09:48 AM
SEPA Kicks Off in EU—With Unintended Fraud Risk
The first stage of the Single European Payments Act (SEPA) takes effect this week—and introduces an inadvertent security threat, an ATM fraud expert tells BS&T.
Although bank card transactions won't become SEPA compliant——meaning no distinction is made between domestic and cross-border transactions within the EU—until at least next year, fraud experts are readying themselves for a new threat SEPA poses, says Tero Toivonen, detective sergeant with Finland's National Bureau of Investigation.
The issue is that many smaller nations, such as Finland, have had ATM cards that worked nationally only, making them unappealing targets for international crime gangs, he explained. "Many small countries have cards that work nationally only, but when SEPA comes into effect they must work internationally," Toivonen says. This shift is part of SEPA's broad thrust to standardize all payments across the EU zone.

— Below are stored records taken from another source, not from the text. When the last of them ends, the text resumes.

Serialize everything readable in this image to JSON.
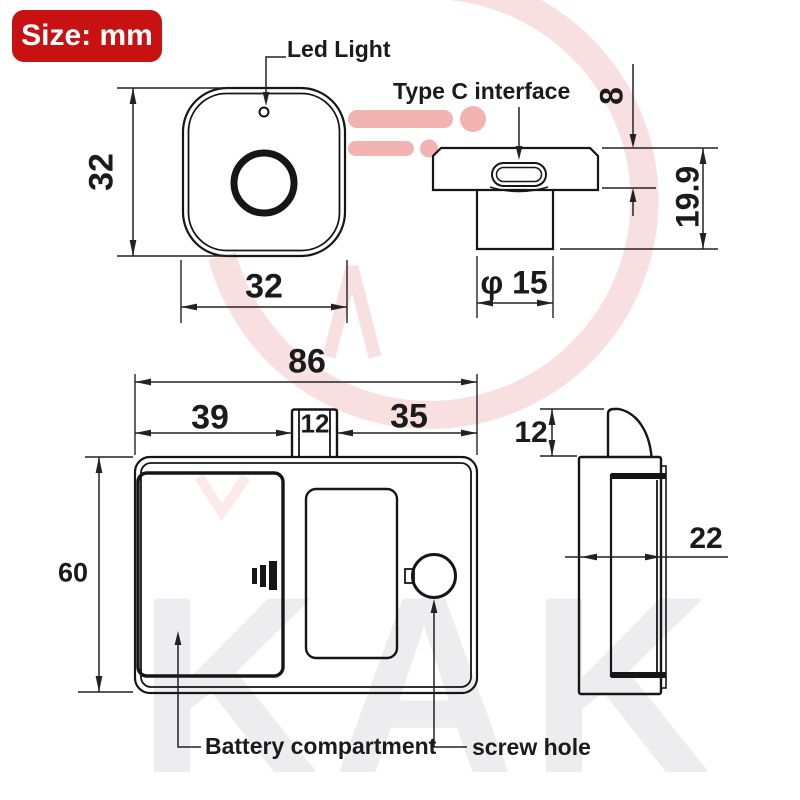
{
  "badge": {
    "label": "Size: mm",
    "bg": "#c81212"
  },
  "watermark": {
    "brand": "KAK",
    "gray": "#ededef",
    "pink_light": "#f8e0e0",
    "pink_strong": "#f1b4b0"
  },
  "front_view": {
    "led_label": "Led Light",
    "dim_height": "32",
    "dim_width": "32"
  },
  "side_sensor_view": {
    "type_c_label": "Type C interface",
    "dim_cap_height": "8",
    "dim_total_height": "19.9",
    "dim_stem_diameter": "φ 15"
  },
  "back_view": {
    "dim_total_width": "86",
    "dim_left": "39",
    "dim_tab": "12",
    "dim_right": "35",
    "dim_height": "60",
    "battery_label": "Battery compartment",
    "screw_label": "screw hole"
  },
  "side_view": {
    "dim_latch_height": "12",
    "dim_depth": "22"
  }
}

The typical pattern of international crime gangs is to steal ATM data in relatively wealthy European countries, then clone cards based on that information and withdraw funds in other countries, particularly in Eastern Europe. That offered some protection to ATM cards that could only be used in the home country.
In Finland, Toivonen says, "More than half of our bank cards work nationally only, which makes them unattractive to criminals." That has been a factor in Finland's enviably low fraud rate,— which is only 10 basis points of the ATM fraud rate in Germany, for example.